Selecting tests with markers

Markers can be used to select subsets of tests. Markers provided in pytest.ini include:

• slow: tests that take longer than a few seconds to complete
• repo: tests that require external model repositories
• large: tests using large models (from the modflow6-examples and modflow6-largetestmodels repos)
• regression: tests comparing results from multiple versions

Markers can be used with the -m <marker> option, and can be applied in boolean combinations with and, or and not. For instance, to run fast tests in parallel, excluding regression tests:

pytest -v -n auto -m "not slow and not regression"

The --smoke (short -S) flag, provided by modflow-devtools is an alias for the above:

pytest -v -n auto -S

Smoke testing is a form of integration testing which aims to test a decent fraction of the codebase quickly enough to run often during development.

External model tests

Tests using models from external repositories can be selected with the repo marker:

pytest -v -n auto -m "repo"

The large marker is a subset of the repo marker. To test models excluded from commit-triggered CI and only run on GitHub Actions nightly:

pytest -v -n auto -m "large"

Test scripts for external model repositories can also be run independently:

# MODFLOW 6 test models
pytest -v -n auto test_z01_testmodels_mf6.py

# MODFLOW 5 to 6 conversion test models
pytest -v -n auto test_z02_testmodels_mf5to6.py

# models from modflow6-examples repo
pytest -v -n auto test_z03_examples.py

# models from modflow6-largetestmodels repo
pytest -v -n auto test_z03_largetestmodels.py

Tests load external models from fixtures provided by modflow-devtools. External model tests can be selected by model or simulation name, or by packages used. See the modflow-devtools documentation for usage examples. Note that filtering options only apply to tests using external models, and will not filter tests defining models in code — for that, the pytest built-in -k option may be used.

Writing tests

Tests should ideally follow a few conventions for easier maintenance:

• Use temporary directory fixtures. Tests which write to disk should use pytest's built-in tmp_path fixtures or one of the keepable temporary directory fixtures from modflow-devtools. This prevents tests from polluting one another's state.

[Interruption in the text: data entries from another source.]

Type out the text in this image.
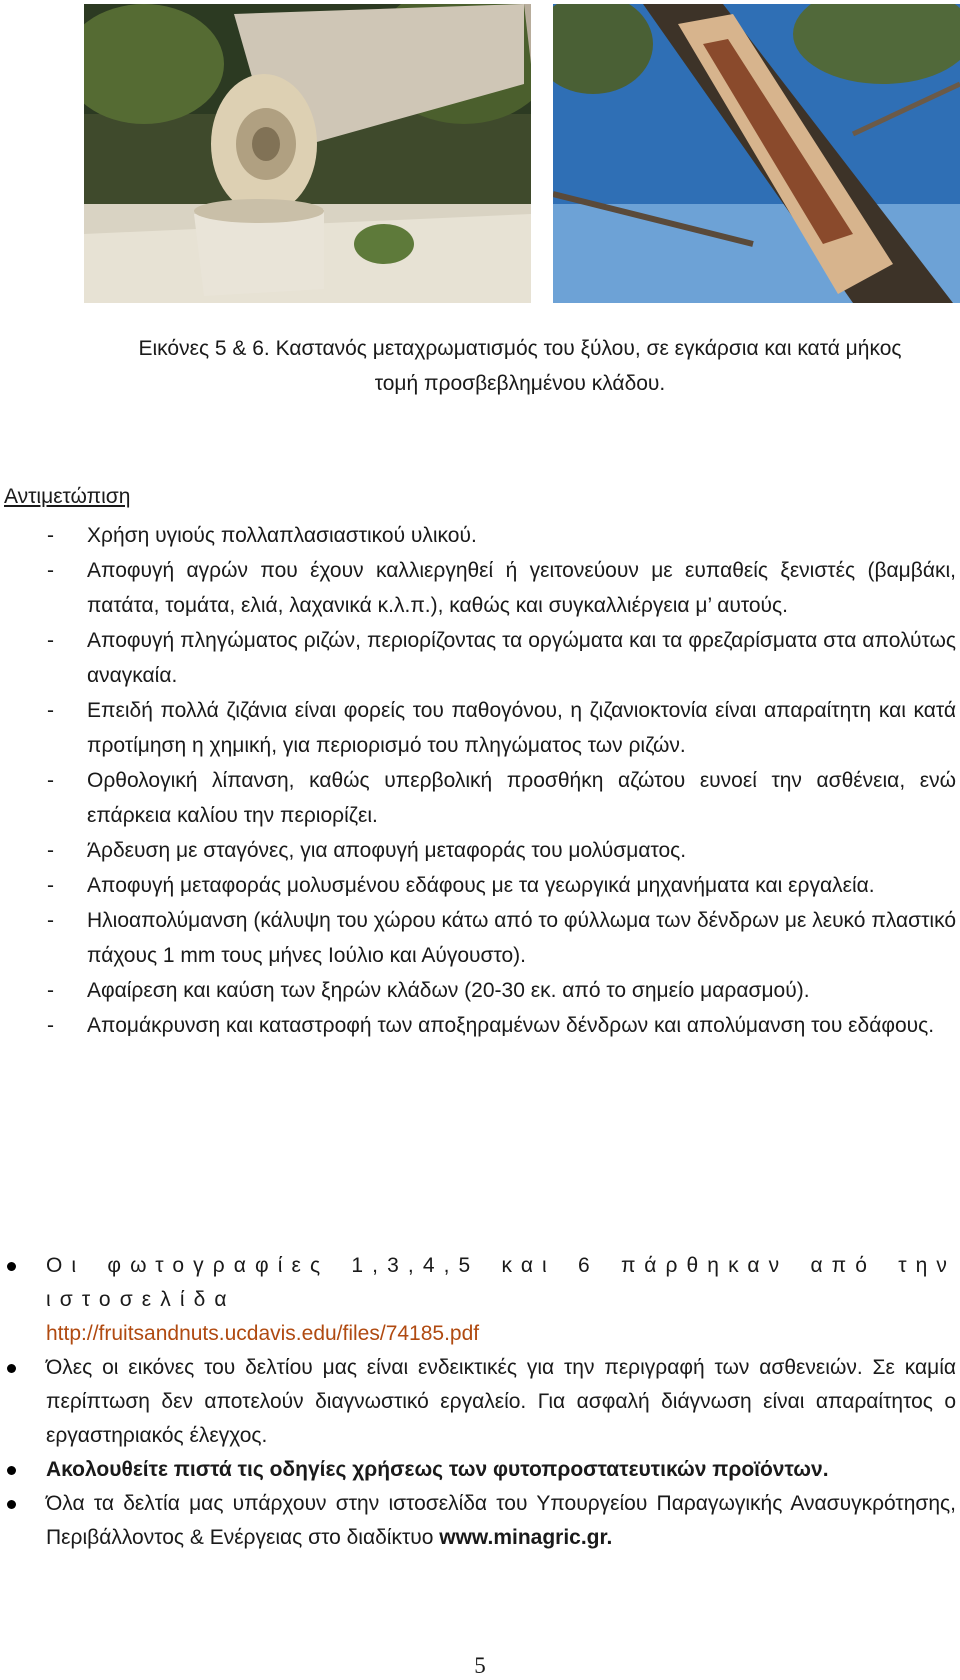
Εικόνες 5 & 6. Καστανός μεταχρωματισμός του ξύλου, σε εγκάρσια και κατά μήκος
τομή προσβεβλημένου κλάδου.
Αντιμετώπιση
- Χρήση υγιούς πολλαπλασιαστικού υλικού.
- Αποφυγή αγρών που έχουν καλλιεργηθεί ή γειτονεύουν με ευπαθείς ξενιστές (βαμβάκι, πατάτα, τομάτα, ελιά, λαχανικά κ.λ.π.), καθώς και συγκαλλιέργεια μ’ αυτούς.
- Αποφυγή πληγώματος ριζών, περιορίζοντας τα οργώματα και τα φρεζαρίσματα στα απολύτως αναγκαία.
- Επειδή πολλά ζιζάνια είναι φορείς του παθογόνου, η ζιζανιοκτονία είναι απαραίτητη και κατά προτίμηση η χημική, για περιορισμό του πληγώματος των ριζών.
- Ορθολογική λίπανση, καθώς υπερβολική προσθήκη αζώτου ευνοεί την ασθένεια, ενώ επάρκεια καλίου την περιορίζει.
- Άρδευση με σταγόνες, για αποφυγή μεταφοράς του μολύσματος.
- Αποφυγή μεταφοράς μολυσμένου εδάφους με τα γεωργικά μηχανήματα και εργαλεία.
- Ηλιοαπολύμανση (κάλυψη του χώρου κάτω από το φύλλωμα των δένδρων με λευκό πλαστικό πάχους 1 mm τους μήνες Ιούλιο και Αύγουστο).
- Αφαίρεση και καύση των ξηρών κλάδων (20-30 εκ. από το σημείο μαρασμού).
- Απομάκρυνση και καταστροφή των αποξηραμένων δένδρων και απολύμανση του εδάφους.
Οι φωτογραφίες 1,3,4,5 και 6 πάρθηκαν από την ιστοσελίδα
http://fruitsandnuts.ucdavis.edu/files/74185.pdf
Όλες οι εικόνες του δελτίου μας είναι ενδεικτικές για την περιγραφή των ασθενειών. Σε καμία περίπτωση δεν αποτελούν διαγνωστικό εργαλείο. Για ασφαλή διάγνωση είναι απαραίτητος ο εργαστηριακός έλεγχος.
Ακολουθείτε πιστά τις οδηγίες χρήσεως των φυτοπροστατευτικών προϊόντων.
Όλα τα δελτία μας υπάρχουν στην ιστοσελίδα του Υπουργείου Παραγωγικής Ανασυγκρότησης, Περιβάλλοντος & Ενέργειας στο διαδίκτυο www.minagric.gr.
5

• Use markers for convenient (de-)selection:

  • @pytest.mark.slow if the test doesn't complete in a few seconds (this preserves the ability to quickly --smoke test
  • @pytest.mark.repo if the test relies on external model repositories
  • @pytest.mark.regression if the test compares results from different versions

The test suite must pass before code can be merged, so be sure it passes locally before opening a PR.